Jeanne Dielman
Collections CINEMATEK – Fondation Chantal Akerman

Un chef-d’oeuvre féministe d’une incroyable modernité à voir absolument.

Les évènements cinéphiles s’enchainent à la télévision française, et on peut dire merci au service public. Après la diffusion du Napoléon vu par Abel Gance en version restaurée sur France 5 (dispo en replay pour encore quelques semaines), c’est Arte qui régale avec Jeanne Dielman, 23, quai du Commerce, 1080 Bruxelles. Un film importantissime réalisé par la franco-belge Chantal Akerman, sorti en 1975.  

Ce manifeste féministe et avant-gardiste est resté pendant longtemps un chef-d’oeuvre élitiste, ignoré du grand public contrairement aux imposants Citizen Kane, Sueurs froides et autres Parrain. Jusqu’à ce que Sight and Sound, la prestigieuse revue du British Film Institute, le propulse en tête de son classement des meilleurs films de tous les temps en 2022.  

Rappelons que ce classement mis à jour tous les dix ans est le fruit d’un sondage réalisé auprès d’un très large panel de critiques de cinéma et de réalisateurs, dont Martin Scorsese, Oliver Stone, Ali Abbasi, Alice Rohrwacher, Lynne Ramsay, Pawel Pawlikowski, Ruben Östlund, Gaspar Noé… Et qu’il a longtemps mis en tête les susnommés films d’Orson Welles et Alfred Hitchcock.  

Jeanne Dielman
Collections CINEMATEK – Fondation Chantal Akerman

Ce choix surprenant (Jeanne Dielman était 37e en 2012) a fait grincer pas mal de dents, et valut quelques moqueries et coups de gueule dans le monde du cinéma. Paul Schrader, membre des votants, allant même jusqu’à dénoncer « une réévaluation woke » du film de Chantal Akerman. Un sentiment appuyé par l’irruption d’un autre film féministe, Portrait de la jeune fille en feu, à la 30e place du classement. 

Malgré les railleries, ce couronnement a donné un précieux coup de projecteur à Jeanne Dielman, qui est ressorti l’an dernier au cinéma en version restaurée et qu’on peut désormais découvrir gratuitement sur Arte. Diffusé ce mercredi soir à l’antenne, il est d’ores-et-déjà dispo en streaming sur le site de la chaine ainsi que sur YouTube (vidéo en fin d'article), et ce pour quelques mois.  

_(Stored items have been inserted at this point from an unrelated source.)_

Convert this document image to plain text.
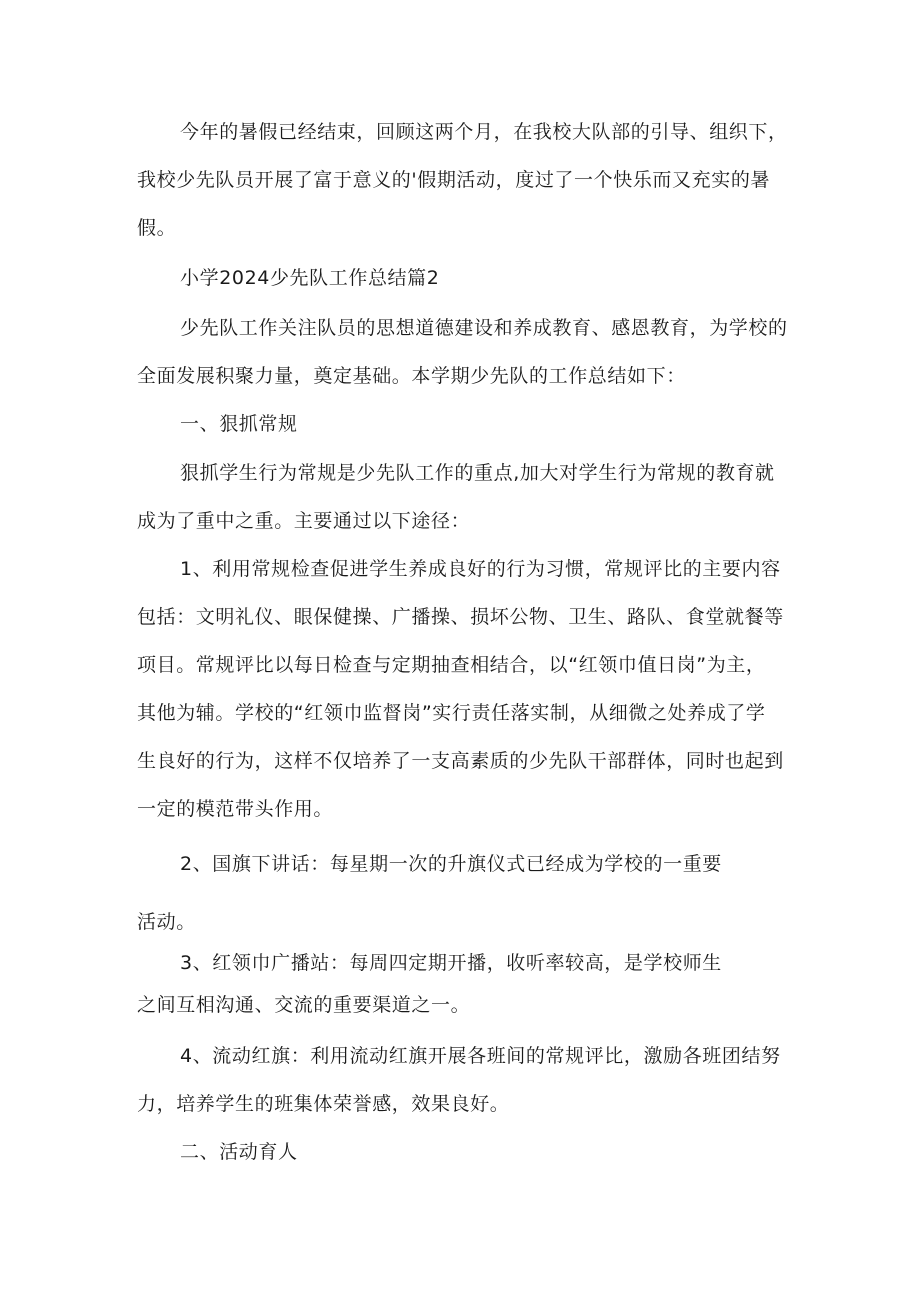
今年的暑假已经结束，回顾这两个月，在我校大队部的引导、组织下，
我校少先队员开展了富于意义的'假期活动，度过了一个快乐而又充实的暑
假。
小学2024少先队工作总结篇2
少先队工作关注队员的思想道德建设和养成教育、感恩教育，为学校的
全面发展积聚力量，奠定基础。本学期少先队的工作总结如下：
一、狠抓常规
狠抓学生行为常规是少先队工作的重点,加大对学生行为常规的教育就
成为了重中之重。主要通过以下途径：
1、利用常规检查促进学生养成良好的行为习惯，常规评比的主要内容
包括：文明礼仪、眼保健操、广播操、损坏公物、卫生、路队、食堂就餐等
项目。常规评比以每日检查与定期抽查相结合，以“红领巾值日岗”为主，
其他为辅。学校的“红领巾监督岗”实行责任落实制，从细微之处养成了学
生良好的行为，这样不仅培养了一支高素质的少先队干部群体，同时也起到
一定的模范带头作用。
2、国旗下讲话：每星期一次的升旗仪式已经成为学校的一重要
活动。
3、红领巾广播站：每周四定期开播，收听率较高，是学校师生
之间互相沟通、交流的重要渠道之一。
4、流动红旗：利用流动红旗开展各班间的常规评比，激励各班团结努
力，培养学生的班集体荣誉感，效果良好。
二、活动育人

Mettons de côté le débat un peu stérile sur sa place dans la liste des meilleurs films de tous les temps, mais osons le dire : il faut avoir vu Jeanne Dielman au moins une fois dans sa vie. Et 50 ans après, la patine du temps rend encore plus éclatante l’incroyable modernité du long-métrage de Chantal Akerman, 25 ans à l’époque. 

Jeanne Dielman
Collections CINEMATEK – Fondation Chantal Akerman

Pendant 3h20, la cinéaste nous fait vivre trois jours dans la vie d’une veuve qui se prostitue pour élever son fils. Elle filme l’actrice Delphine Seyrig dans un quotidien routinier quasi carcéral, entre interminables séquences d’épluchage de pommes de terre et visites de clients mises en scène avec une froideur terrifiante. Ainsi va la vie cadrée au millimètre de Jeanne Dielman, où le temps de cuisson des patates est calquée sur celui d’une passe. 

Jeanne Dielman est un film profondément et volontairement ennuyeux. Et c’est toute sa force (et son principal défaut pour ses détracteurs). Akerman enferme le spectateur dans l’espace étriqué de l’appartement bruxellois de sa protagoniste et abuse des plans fixe pour mieux l’étouffer. L’on pressent en permanence qu’un dérèglement est possible et donc qu’une catastrophe irréversible va tout détruire… Un film d’horreur unplugged où le mal resterait invisible et la tension en sourdine ! 

"Ça demande beaucoup de patience, mais je crois que c’est quelque chose qui est en même temps génial et dur à voir", résume Sofia Coppola. Vous voilà prévenus. Sachez appréhender et osez affronter Jeanne Dielman. Vous n’en ressortirez pas indemne.